Restrictive deed covenants prevent many people, including those of Irish, Italian, or Polish heritage, from owning, leasing, or occupying certain properties. The majority of these covenants also bar Black individuals from doing so. This practice can be traced back to the Great Migration (1910-1970) when African Americans moved north to seek opportunities and escape segregation. The resulting racial tensions led to the widespread use of racial covenants that excluded "non-Caucasians." These covenants were heavily used by developers and realtors and were even encouraged by the U.S. Federal Housing Administration to promote "neighborhood stability".


Several court cases and laws over the years have supported such covenants, at least privately. While 1917’s Buchanan v. Warley noted that zoning based on race was unconstitutional, it did not include private deed restrictions. The 1926 Corrigan v. Buckley decision affirmed the legality of such covenants, and the 1948 Shelley v. Kraemer case asserted that while the 14th Amendment had been violated, racial covenants could still be privately enforced even if state and federal entities could not do so.

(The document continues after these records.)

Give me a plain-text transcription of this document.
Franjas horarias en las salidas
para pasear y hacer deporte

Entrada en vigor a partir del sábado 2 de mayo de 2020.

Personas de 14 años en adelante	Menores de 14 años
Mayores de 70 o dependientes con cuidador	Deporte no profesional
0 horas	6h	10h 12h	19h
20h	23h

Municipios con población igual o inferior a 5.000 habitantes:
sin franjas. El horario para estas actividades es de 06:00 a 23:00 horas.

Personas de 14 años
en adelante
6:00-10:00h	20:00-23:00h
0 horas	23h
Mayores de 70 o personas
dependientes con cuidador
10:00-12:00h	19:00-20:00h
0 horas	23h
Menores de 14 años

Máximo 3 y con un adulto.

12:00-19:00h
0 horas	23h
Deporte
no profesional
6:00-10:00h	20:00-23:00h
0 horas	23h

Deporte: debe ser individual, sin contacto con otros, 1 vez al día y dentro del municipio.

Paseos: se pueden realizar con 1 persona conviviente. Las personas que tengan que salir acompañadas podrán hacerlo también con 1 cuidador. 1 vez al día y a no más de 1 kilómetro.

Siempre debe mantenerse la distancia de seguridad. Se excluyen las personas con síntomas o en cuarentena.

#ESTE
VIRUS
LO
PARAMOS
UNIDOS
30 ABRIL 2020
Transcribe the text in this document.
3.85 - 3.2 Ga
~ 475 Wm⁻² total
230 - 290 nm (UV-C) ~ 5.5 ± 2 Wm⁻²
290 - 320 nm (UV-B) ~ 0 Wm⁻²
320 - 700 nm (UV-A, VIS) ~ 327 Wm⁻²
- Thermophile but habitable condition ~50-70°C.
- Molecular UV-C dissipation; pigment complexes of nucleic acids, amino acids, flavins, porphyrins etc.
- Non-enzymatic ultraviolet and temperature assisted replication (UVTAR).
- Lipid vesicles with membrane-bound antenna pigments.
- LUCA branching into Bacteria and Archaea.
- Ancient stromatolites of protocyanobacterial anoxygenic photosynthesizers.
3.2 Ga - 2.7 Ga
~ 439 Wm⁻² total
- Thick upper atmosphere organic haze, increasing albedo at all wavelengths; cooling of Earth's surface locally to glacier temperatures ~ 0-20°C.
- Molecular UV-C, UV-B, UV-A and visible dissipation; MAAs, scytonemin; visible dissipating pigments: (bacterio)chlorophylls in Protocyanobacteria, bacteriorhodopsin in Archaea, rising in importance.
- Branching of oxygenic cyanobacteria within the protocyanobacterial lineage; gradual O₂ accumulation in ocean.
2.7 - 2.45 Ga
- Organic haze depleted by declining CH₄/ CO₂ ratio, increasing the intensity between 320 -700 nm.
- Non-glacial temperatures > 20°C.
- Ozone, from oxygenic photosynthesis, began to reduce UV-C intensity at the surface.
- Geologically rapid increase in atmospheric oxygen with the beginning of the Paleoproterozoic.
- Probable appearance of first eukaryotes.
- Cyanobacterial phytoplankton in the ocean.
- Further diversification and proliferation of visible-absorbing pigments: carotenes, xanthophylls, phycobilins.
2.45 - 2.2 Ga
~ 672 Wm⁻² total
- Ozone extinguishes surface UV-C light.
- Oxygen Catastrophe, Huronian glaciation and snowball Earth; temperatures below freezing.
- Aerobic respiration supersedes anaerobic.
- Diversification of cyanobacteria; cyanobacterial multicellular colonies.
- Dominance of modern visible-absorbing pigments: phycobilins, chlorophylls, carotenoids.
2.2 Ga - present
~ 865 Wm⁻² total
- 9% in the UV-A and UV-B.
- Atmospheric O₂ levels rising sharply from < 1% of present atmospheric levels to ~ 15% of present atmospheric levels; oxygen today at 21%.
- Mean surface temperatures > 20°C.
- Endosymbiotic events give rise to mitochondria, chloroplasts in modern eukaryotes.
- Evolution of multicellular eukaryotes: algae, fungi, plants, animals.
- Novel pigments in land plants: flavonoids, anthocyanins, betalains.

The Fair Housing Act of 1968 prohibits housing discrimination based on race, color, national origin, religion, sex, familial status, or disability, thus making racial covenants illegal and unenforceable. Still, these covenants continue to exist and, in some predominantly white areas, appear to add value to the properties to which they are attached.


Follow the Money


The persistence of this ingrained form of racism may seem surprising until one realizes that racial covenants were a profitable venture for many white individuals and businesses. Developers and real estate agents played a key role in establishing and perpetuating this practice, promoting properties with racial covenants to white individuals as a means of safeguarding their investment. William Leavitt, the developer credited with popularizing the concept of suburbia after World War II, implemented racial covenants in all of his numerous Levittown developments. By the 1960s, Leavitt had amassed wealth of over $100 million.

 

For some white homeowners, racial covenants have effectively increased home values. Studies have revealed that homes with covenants in Minneapolis have values that are 20% higher than similar homes without covenants. A research project by the University of Minnesota’s Mapping Prejudice Project revealed nearly 560 deeds with racial covenants in the suburbs surrounding Boston. Notably, many of these communities are affluent and have populations that are approximately 90% white.

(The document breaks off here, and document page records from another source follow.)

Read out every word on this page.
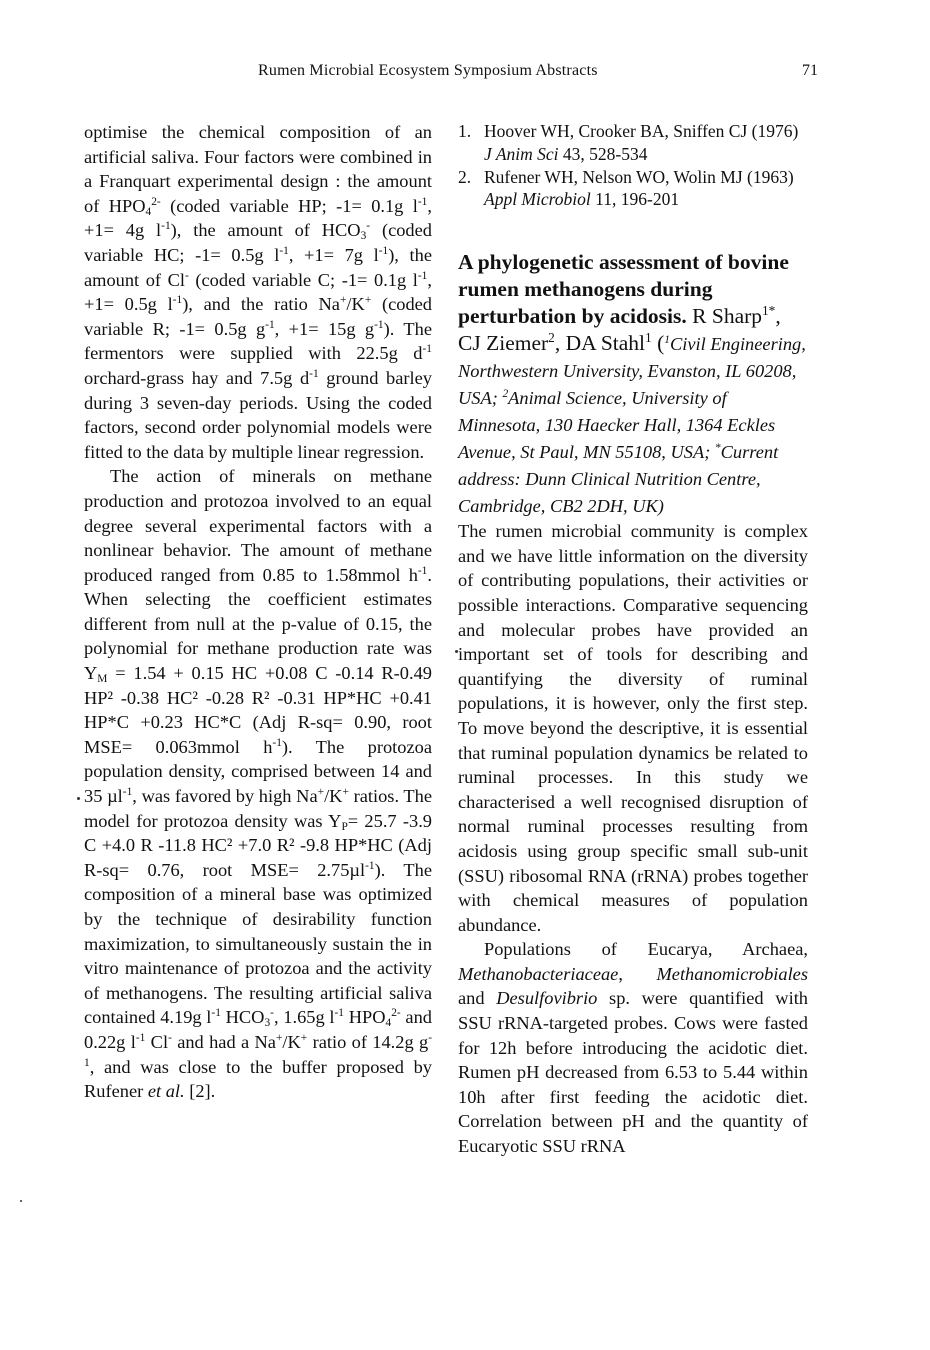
Rumen Microbial Ecosystem Symposium Abstracts	71

optimise the chemical composition of an artificial saliva. Four factors were combined in a Franquart experimental design : the amount of $HPO_4^{2-}$ (coded variable HP; -1= 0.1g $l^{-1}$, +1= 4g $l^{-1}$), the amount of $HCO_3^-$ (coded variable HC; -1= 0.5g $l^{-1}$, +1= 7g $l^{-1}$), the amount of Cl- (coded variable C; -1= 0.1g $l^{-1}$, +1= 0.5g $l^{-1}$), and the ratio Na+/K+ (coded variable R; -1= 0.5g $g^{-1}$, +1= 15g $g^{-1}$). The fermentors were supplied with 22.5g $d^{-1}$ orchard-grass hay and 7.5g $d^{-1}$ ground barley during 3 seven-day periods. Using the coded factors, second order polynomial models were fitted to the data by multiple linear regression.

The action of minerals on methane production and protozoa involved to an equal degree several experimental factors with a nonlinear behavior. The amount of methane produced ranged from 0.85 to 1.58mmol $h^{-1}$. When selecting the coefficient estimates different from null at the p-value of 0.15, the polynomial for methane production rate was $Y_M = 1.54 + 0.15$ HC +0.08 C -0.14 R-0.49 HP² -0.38 HC² -0.28 R² -0.31 HP*HC +0.41 HP*C +0.23 HC*C (Adj R-sq= 0.90, root MSE= 0.063mmol $h^{-1}$). The protozoa population density, comprised between 14 and 35 µl$^{-1}$, was favored by high Na+/K+ ratios. The model for protozoa density was $Y_P= 25.7$ -3.9 C +4.0 R -11.8 HC² +7.0 R² -9.8 HP*HC (Adj R-sq= 0.76, root MSE= 2.75µl$^{-1}$). The composition of a mineral base was optimized by the technique of desirability function maximization, to simultaneously sustain the in vitro maintenance of protozoa and the activity of methanogens. The resulting artificial saliva contained 4.19g $l^{-1}$ $HCO_3^-$, 1.65g $l^{-1}$ $HPO_4^{2-}$ and 0.22g $l^{-1}$ Cl- and had a Na+/K+ ratio of 14.2g $g^{-1}$, and was close to the buffer proposed by Rufener et al. [2].

1. Hoover WH, Crooker BA, Sniffen CJ (1976) J Anim Sci 43, 528-534
2. Rufener WH, Nelson WO, Wolin MJ (1963) Appl Microbiol 11, 196-201
A phylogenetic assessment of bovine rumen methanogens during perturbation by acidosis. R Sharp$^{1*}$, CJ Ziemer$^2$, DA Stahl$^1$ ($^1$Civil Engineering, Northwestern University, Evanston, IL 60208, USA; $^2$Animal Science, University of Minnesota, 130 Haecker Hall, 1364 Eckles Avenue, St Paul, MN 55108, USA; *Current address: Dunn Clinical Nutrition Centre, Cambridge, CB2 2DH, UK)

The rumen microbial community is complex and we have little information on the diversity of contributing populations, their activities or possible interactions. Comparative sequencing and molecular probes have provided an important set of tools for describing and quantifying the diversity of ruminal populations, it is however, only the first step. To move beyond the descriptive, it is essential that ruminal population dynamics be related to ruminal processes. In this study we characterised a well recognised disruption of normal ruminal processes resulting from acidosis using group specific small sub-unit (SSU) ribosomal RNA (rRNA) probes together with chemical measures of population abundance.

Populations of Eucarya, Archaea, Methanobacteriaceae, Methanomicrobiales and Desulfovibrio sp. were quantified with SSU rRNA-targeted probes. Cows were fasted for 12h before introducing the acidotic diet. Rumen pH decreased from 6.53 to 5.44 within 10h after first feeding the acidotic diet. Correlation between pH and the quantity of Eucaryotic SSU rRNA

Renouncing Discriminatory Deed Covenants


Some property owners have used their outrage over racial covenants to push state governments to allow homeowners to void or redact such language in their deeds. Currently, 34 states and Washington, D.C. have laws addressing the remediation of racial covenants. Most allow property owners to simply void the language, while others have a procedure to remove the covenant entirely. 


Massachusetts law allows for voiding such covenants but does not remove them, which provides for repudiation without denying their historical existence. A bill that would expunge such language has stayed in committee for nearly two years.


The complaint process is free, but, like all state laws concerning racial covenants, it depends on the deed owner conducting their own research. For many property owners, being able to reject racially discriminatory deed covenants legally is valuable enough to justify the effort.


Note: This blog uses the AP style whereby Black is capitalized and white continues to be non-capitalized when referring to race.